The command is installed via the noether package. It utilizes Hydra for configuration management and supports merging multiple YAML files or command-line overrides.

Required Arguments

The script is also using Hydra. Config can be provided via the --hp flag or directly as CLI arguments. The following argument is required:

  • input_dir: The absolute or relative path to the directory of the training run you wish to evaluate. This directory must contain a hp_resolved.yaml file.

Examples

Basic evaluation using the latest checkpoint. This runs the same evaluation callbacks as configured during training:

noether-eval +input_dir=outputs/2026-01-10/10-00-00

Evaluation on a specific checkpoint:

noether-eval +input_dir=outputs/2026-01-10/10-00-00 resume_checkpoint=best_accuracy --hp configs/inference/visualization.yaml

Run evaluation with modified callbacks, for example to calculate offline losses on the test set:


# configs/inference/custom_eval_callbacks.yaml trainer:

callbacks: - kind: noether.training.callbacks.OfflineLossCallback

dataset_key: test name: OfflineLossCallback

Configuration Merging

`noether-eval` performs a deep merge of configurations: 1. Base: The stored config from the input_dir (looked up from``hp_resolved.yaml``) 2. Override: The configuration provided via --hp or direct CLI arguments.

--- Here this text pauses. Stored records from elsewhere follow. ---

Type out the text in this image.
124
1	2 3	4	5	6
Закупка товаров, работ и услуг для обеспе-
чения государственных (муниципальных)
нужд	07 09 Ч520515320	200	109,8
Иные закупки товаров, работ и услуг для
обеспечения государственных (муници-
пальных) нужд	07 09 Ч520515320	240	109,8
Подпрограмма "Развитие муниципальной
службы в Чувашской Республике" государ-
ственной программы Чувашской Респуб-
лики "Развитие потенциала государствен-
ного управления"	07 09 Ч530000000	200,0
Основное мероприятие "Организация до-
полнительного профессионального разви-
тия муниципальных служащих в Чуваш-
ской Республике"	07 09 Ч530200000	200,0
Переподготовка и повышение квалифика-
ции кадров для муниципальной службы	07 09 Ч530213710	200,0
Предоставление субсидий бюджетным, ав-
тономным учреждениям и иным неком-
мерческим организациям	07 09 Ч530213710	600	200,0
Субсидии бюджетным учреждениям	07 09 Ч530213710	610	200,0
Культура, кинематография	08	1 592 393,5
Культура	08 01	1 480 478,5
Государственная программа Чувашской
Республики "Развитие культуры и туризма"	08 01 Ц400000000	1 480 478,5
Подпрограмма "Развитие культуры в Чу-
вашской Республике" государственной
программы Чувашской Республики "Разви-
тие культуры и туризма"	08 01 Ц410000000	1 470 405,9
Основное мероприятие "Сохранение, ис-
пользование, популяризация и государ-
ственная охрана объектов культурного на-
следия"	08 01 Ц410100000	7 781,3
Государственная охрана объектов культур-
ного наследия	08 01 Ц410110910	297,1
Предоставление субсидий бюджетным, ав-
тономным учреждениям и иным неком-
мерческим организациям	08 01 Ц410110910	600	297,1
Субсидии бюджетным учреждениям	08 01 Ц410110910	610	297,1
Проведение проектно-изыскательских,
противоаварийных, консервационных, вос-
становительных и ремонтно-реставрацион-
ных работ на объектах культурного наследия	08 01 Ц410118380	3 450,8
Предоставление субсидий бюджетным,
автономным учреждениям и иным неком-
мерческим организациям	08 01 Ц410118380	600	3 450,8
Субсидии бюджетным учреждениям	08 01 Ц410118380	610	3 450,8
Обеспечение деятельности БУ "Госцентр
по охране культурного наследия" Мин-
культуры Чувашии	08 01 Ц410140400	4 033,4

This allows you to easily switch datasets, modify callback parameters, or change evaluation settings while keeping the model architecture and other training-time settings intact.

Inference Runner

The InferenceRunner (found in src/noether/inference/runners/inference_runner.py) is responsible for setting up the environment similarly to the training runner but with key differences:

  • Weight Loading: It uses the PreviousRunInitializer, which only loads model weights and skips optimizer/scheduler states.

  • Eval Mode: It calls trainer.eval(model) instead of trainer.train(model).

Trainer Evaluation Mode

All evaluation mode is doing is executing the configured callbacks on the saved model weights.

This way we can reuse the same callback implementations for both training and evaluation, ensuring consistency in metrics computation and visualization generation.

By default the same callbacks used during training are also used during evaluation. However, you can customize this by modifying the configuration passed to noether-eval to include different or additional callbacks as needed. This way you can, for example, add extra visualization callbacks or change metric logging behavior specifically for evaluation runs.